Analysis of detection speed
Data of images and camera poses before and after moving should be processed in the SURF method and the MSER method, and all the time needed for detecting obstacles in an image is counted to compare detection speeds of the three methods. The average detection time of three detection methods is shown in Table 7.
Average detection time of three methods.
SURF: speeded-up robust features; MSER: maximally stable extremal regions.
It can be seen in Table 7 that the speed of AdaBoost method is faster than that of the SURF and MSER methods. That is because the AdaBoost method is trained using large amount of positive and negative samples and if the time of detector training is counted, the detection speed will be slower.
The speed of MSER method is faster than the SURF method because in MSER method, the processes of elliptical region fitting and feature point detected by SIFT or ASIFT are omitted. What’s more, MSER method detect region feature instead of local feature of every pixel in the image; thus, less number of stable feature points can be detected. Less points cause less calculation and faster obstacle detection speed.
Conclusion
In this article, fast image region-matching method based on MSER is proposed. In the fast image region-matching method, the processes of elliptical region fitting and feature point detecting by SIFT or ASIFT are omitted to improve the speed of image matching. The theoretical feasibility of detection method combining monocular camera with IMU is clarified through deriving horizontal distances from camera to static obstacle and moving obstacle. The fast road obstacle detection method based on MSER combining fast image region-matching method based on MSER and the vision-IMU-based obstacle detection method is proposed to bypass obstacle classification and to reduce time and space complexity for road environment perception.

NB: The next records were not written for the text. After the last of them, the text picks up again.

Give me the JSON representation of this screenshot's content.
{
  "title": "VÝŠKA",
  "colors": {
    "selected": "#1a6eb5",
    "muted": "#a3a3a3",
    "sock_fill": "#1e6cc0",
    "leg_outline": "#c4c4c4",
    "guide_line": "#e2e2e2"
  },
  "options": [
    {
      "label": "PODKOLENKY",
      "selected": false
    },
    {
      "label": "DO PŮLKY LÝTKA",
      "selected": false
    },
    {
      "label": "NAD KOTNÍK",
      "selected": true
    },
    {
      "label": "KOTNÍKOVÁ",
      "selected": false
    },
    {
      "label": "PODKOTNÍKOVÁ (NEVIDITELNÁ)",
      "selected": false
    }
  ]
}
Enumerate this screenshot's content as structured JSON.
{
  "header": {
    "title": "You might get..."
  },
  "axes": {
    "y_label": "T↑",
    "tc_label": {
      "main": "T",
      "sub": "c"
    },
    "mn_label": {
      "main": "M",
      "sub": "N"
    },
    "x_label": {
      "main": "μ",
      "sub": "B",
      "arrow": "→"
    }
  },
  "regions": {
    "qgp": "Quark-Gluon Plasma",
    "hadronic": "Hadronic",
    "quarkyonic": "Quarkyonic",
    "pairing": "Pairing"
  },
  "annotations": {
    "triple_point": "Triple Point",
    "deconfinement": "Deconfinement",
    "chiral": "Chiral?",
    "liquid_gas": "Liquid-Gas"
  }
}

Obstacle detection steps and indoor experiments are shown to expound the detection process of the fast road obstacle detection method based on MSER. The AdaBoost cascade detector, SURF-based obstacle detection method, and the proposed method are used to detect obstacles in outdoor contrast tests, and the PA, UA, OA, and κ are used as evaluating indexes to compare test results. The results show that the proposed method has higher accuracy, and the reason of high accuracy is analyzed. The processing time of AdaBoost cascade detector, SURF-based obstacle detection method, and proposed method are compared; the results show that the proposed method has faster processing speed, and the reason of faster processing speed is analyzed.
Footnotes
Declaration of conflicting interests
The author(s) declared no potential conflicts of interest with respect to the research, authorship, and/or publication of this article.
Funding
The author(s) disclosed receipt of the following financial support for the research, authorship, and/or publication of this article: This research is supported by the National Key Research and Development Program of China (2016YFD0701101), the Scientific Research Initial Foundation of Shandong University of Technology (4041416053), the National Natural Science Foundation of China (51508315), and the Natural Science Foundation of Shandong Province (ZR2016EL19).